Well, it won’t help you with your 1040s, but this month’s Pick can both warm your soul and boost your immunity. This winter I encourage you to utilize one of my favorite of the green veggies: kale.
For many years, I thought kale was an inedible. My first experience with it was using it as a garnish in the displays at Chic-fil-A (my first food service job, in high school), and I really thought that it was purely decorative greenery, like a pine-needle centerpiece. The first time I ever ate it was as a side-dish in the infamous Lula, where I worked as a server. It took one bite for me to like it, and I immediately started cooking it at home, trying to mimic the Lula preparation. A few years after that, I started to understand how good for you kale really is.

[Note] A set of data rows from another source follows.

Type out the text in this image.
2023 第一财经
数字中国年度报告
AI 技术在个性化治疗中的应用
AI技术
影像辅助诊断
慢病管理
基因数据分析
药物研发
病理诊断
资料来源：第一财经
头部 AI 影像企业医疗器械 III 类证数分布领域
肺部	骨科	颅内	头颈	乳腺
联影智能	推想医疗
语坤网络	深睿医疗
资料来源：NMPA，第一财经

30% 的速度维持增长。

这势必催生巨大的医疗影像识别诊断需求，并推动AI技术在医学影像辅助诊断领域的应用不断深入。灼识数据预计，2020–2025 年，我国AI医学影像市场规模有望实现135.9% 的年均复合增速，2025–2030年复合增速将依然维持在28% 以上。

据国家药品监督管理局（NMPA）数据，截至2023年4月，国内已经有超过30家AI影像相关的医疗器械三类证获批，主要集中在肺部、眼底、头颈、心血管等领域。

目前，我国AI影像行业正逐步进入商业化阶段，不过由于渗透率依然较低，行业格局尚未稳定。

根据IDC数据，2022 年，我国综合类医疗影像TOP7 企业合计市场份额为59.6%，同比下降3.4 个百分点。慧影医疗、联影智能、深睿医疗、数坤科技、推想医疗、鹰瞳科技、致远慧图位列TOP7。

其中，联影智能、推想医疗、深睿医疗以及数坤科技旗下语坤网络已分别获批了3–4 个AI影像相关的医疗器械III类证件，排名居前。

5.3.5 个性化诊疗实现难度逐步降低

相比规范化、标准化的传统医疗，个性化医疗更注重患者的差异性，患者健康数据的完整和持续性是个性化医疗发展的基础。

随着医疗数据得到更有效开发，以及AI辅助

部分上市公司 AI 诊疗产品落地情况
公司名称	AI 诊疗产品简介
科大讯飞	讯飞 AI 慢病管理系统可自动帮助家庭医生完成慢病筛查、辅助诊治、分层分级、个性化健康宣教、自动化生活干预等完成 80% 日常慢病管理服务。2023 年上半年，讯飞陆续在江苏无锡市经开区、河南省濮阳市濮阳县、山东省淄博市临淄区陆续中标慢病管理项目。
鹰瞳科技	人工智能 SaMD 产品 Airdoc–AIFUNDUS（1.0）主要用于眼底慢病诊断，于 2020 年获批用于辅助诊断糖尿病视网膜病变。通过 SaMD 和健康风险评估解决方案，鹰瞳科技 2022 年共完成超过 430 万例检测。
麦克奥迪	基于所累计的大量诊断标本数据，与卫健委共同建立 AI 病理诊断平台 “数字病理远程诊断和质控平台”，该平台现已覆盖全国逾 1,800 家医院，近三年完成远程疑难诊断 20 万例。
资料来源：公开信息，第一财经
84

It is one of the most nutritious vegetables you can eat. A few ounces can pack in a majority of an adult’s daily needs of Vitamins A & C, and beta-carotene. Not to mention respectable doses of calcium and iron. It has trace amounts of a host of other good things, and plenty of anti-oxidants to boot. The wiki page even mentions its use in WWII, where it was grown and consumed by troops to help supplement the nutrients missing from their meager frontline diets. If it can help keep men killing each other, seems to me it could do a lot to help kill the common cold.
It’s a green.
I don’t eat greens. They’re slimy, and bitter. I’ll just take a multi-vitamin and hope for the best.

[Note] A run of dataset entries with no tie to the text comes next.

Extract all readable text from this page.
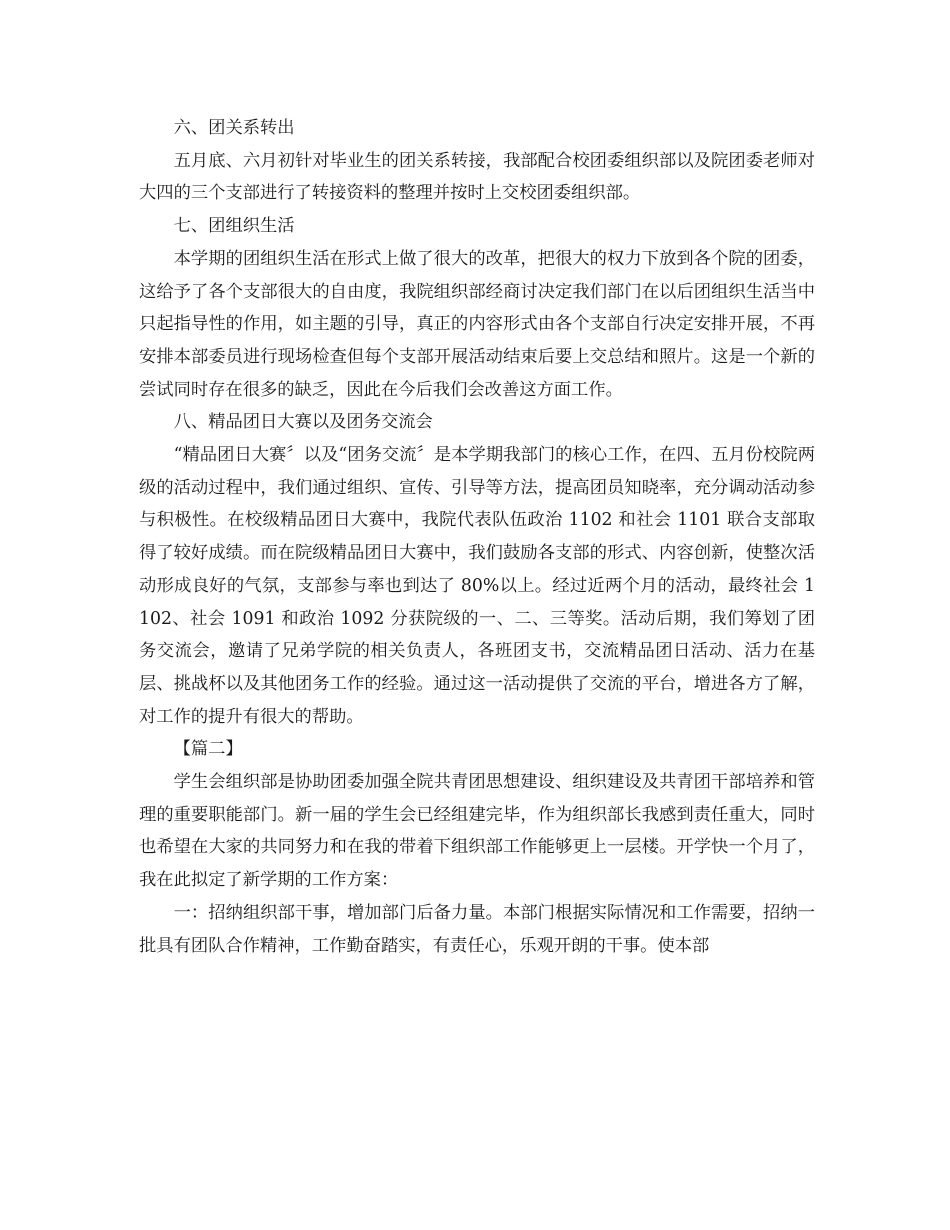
六、团关系转出

五月底、六月初针对毕业生的团关系转接，我部配合校团委组织部以及院团委老师对大四的三个支部进行了转接资料的整理并按时上交校团委组织部。

七、团组织生活

本学期的团组织生活在形式上做了很大的改革，把很大的权力下放到各个院的团委，这给予了各个支部很大的自由度，我院组织部经商讨决定我们部门在以后团组织生活当中只起指导性的作用，如主题的引导，真正的内容形式由各个支部自行决定安排开展，不再安排本部委员进行现场检查但每个支部开展活动结束后要上交总结和照片。这是一个新的尝试同时存在很多的缺乏，因此在今后我们会改善这方面工作。

八、精品团日大赛以及团务交流会

“精品团日大赛〞以及“团务交流〞是本学期我部门的核心工作，在四、五月份校院两级的活动过程中，我们通过组织、宣传、引导等方法，提高团员知晓率，充分调动活动参与积极性。在校级精品团日大赛中，我院代表队伍政治 1102 和社会 1101 联合支部取得了较好成绩。而在院级精品团日大赛中，我们鼓励各支部的形式、内容创新，使整次活动形成良好的气氛，支部参与率也到达了 80%以上。经过近两个月的活动，最终社会 1102、社会 1091 和政治 1092 分获院级的一、二、三等奖。活动后期，我们筹划了团务交流会，邀请了兄弟学院的相关负责人，各班团支书，交流精品团日活动、活力在基层、挑战杯以及其他团务工作的经验。通过这一活动提供了交流的平台，增进各方了解，对工作的提升有很大的帮助。

【篇二】

学生会组织部是协助团委加强全院共青团思想建设、组织建设及共青团干部培养和管理的重要职能部门。新一届的学生会已经组建完毕，作为组织部长我感到责任重大，同时也希望在大家的共同努力和在我的带着下组织部工作能够更上一层楼。开学快一个月了，我在此拟定了新学期的工作方案：

一：招纳组织部干事，增加部门后备力量。本部门根据实际情况和工作需要，招纳一批具有团队合作精神，工作勤奋踏实，有责任心，乐观开朗的干事。使本部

Oh, but read on: kale is delightful. It is unlike any other green in texture and flavor. It is — get this — mild. And not the least bit slimy, even when cooked. All it takes is a few minutes, a hot skillet, and a few drops of balsamic vinegar, and you have a side dish that complements almost any entrée. It makes a hearty and comforting addition to soups such as the Portuguese caldo verde, and could replace spinach or collards in many other recipes. My favorite variety is plain ol’ green kale (other varieties in the grocery store include lacinato and red). You can keep it unwashed in a plastic bin in the refrigerator for about a week. One bunch, sautéed, can feed about 4 people. Here’s my method for sautéed kale:
- one bunch kale, washed well and patted dry with paper towels, leaves torn from the tough center stems and rough-chopped into palm-sized pieces
- a tablespoon or two of olive oil
- balsamic vinegar
- salt and pepper to taste
Heat a large skillet over medium-high heat. When hot, add the oil and swirl to coat the pan. Add as much kale as will fit in the pan (it will pile high, but cook down), and cook, stirring and tossing the leaves frequently. Cook for about 5 minutes, until the leaves reduce, turn bright green, and soften. Add a few drops of the vinegar, and a touch of salt and pepper. Taste for texture and seasoning (I usually let mine brown a little in spots, it gets a slightly crunchy texture that way), remove from heat, and serve immediately.